Один момент он казался погруженным в мысли.
– Все в мире совершенно, – сказал он, – кроме этого любопытного произведения природы – человека. Приходила ли вам когда-нибудь мысль, отчего он является единственной ошибкой, единственным несовершенным творением в бесподобном творчестве?
– Нет, никогда. Я принимаю вещи, какими вижу их.
– Как и я! – И он направился в двери. – И как я вижу их, так и они видят меня! Au revoir. Помните, обед через час! [5]

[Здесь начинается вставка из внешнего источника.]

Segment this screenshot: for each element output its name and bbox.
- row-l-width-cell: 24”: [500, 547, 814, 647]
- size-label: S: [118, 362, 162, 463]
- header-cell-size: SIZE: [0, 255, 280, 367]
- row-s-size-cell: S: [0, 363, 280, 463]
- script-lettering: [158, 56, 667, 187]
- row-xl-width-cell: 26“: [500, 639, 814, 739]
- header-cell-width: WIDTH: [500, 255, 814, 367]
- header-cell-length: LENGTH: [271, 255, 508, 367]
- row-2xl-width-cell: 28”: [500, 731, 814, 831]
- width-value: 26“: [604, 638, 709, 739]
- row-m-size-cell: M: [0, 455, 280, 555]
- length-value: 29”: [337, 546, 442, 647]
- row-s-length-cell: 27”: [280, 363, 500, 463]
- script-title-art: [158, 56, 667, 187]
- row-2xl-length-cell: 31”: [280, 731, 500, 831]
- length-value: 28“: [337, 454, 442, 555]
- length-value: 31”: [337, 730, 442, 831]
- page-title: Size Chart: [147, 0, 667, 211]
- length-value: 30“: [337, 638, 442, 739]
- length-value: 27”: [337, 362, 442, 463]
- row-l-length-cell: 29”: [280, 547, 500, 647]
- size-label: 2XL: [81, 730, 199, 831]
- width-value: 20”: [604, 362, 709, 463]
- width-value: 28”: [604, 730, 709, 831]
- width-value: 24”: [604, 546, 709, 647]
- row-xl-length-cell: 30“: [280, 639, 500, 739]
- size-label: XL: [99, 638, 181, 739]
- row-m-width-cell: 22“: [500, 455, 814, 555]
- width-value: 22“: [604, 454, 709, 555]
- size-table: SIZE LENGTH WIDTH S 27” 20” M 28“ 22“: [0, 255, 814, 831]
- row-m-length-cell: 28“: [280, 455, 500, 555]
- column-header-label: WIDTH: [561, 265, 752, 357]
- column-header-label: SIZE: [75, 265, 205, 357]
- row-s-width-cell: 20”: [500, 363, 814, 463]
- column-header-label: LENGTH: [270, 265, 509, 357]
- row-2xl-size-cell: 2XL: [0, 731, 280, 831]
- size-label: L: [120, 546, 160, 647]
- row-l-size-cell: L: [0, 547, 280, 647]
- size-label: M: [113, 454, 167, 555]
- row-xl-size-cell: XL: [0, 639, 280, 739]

Дверь открылась и закрылась; он ушел. Я остался один, думая, что за странное он существо – что за странное смешение философии, светскости, чувства и иронии, которые, казалось, вились, как жилки листа, через изменчивый темперамент этой блистательной полутаинственной личности, случайно сделавшейся моим наибольшим другом. Около месяца мы были с ним более или менее вместе, и я был не ближе к тайне его настоящей натуры, чем вначале. Между тем я восторгался им больше, чем когда-либо: я сознавал, что без его общества жизнь была бы лишена половины своей прелести. Хотя, привлеченные, как мотыльки, светом блестящих миллионов, множество так называемых «друзей» окружало меня теперь, но не было ни одного среди них, который бы так распоряжался каждым моим настроением и которому бы я так симпатизировал, как этому человеку – этому властному, полужестокому, полуласковому товарищу моих дней, смотрящему временами на всю жизнь как на вздорную шутку и на меня – как на действующее лицо пошлой забавы.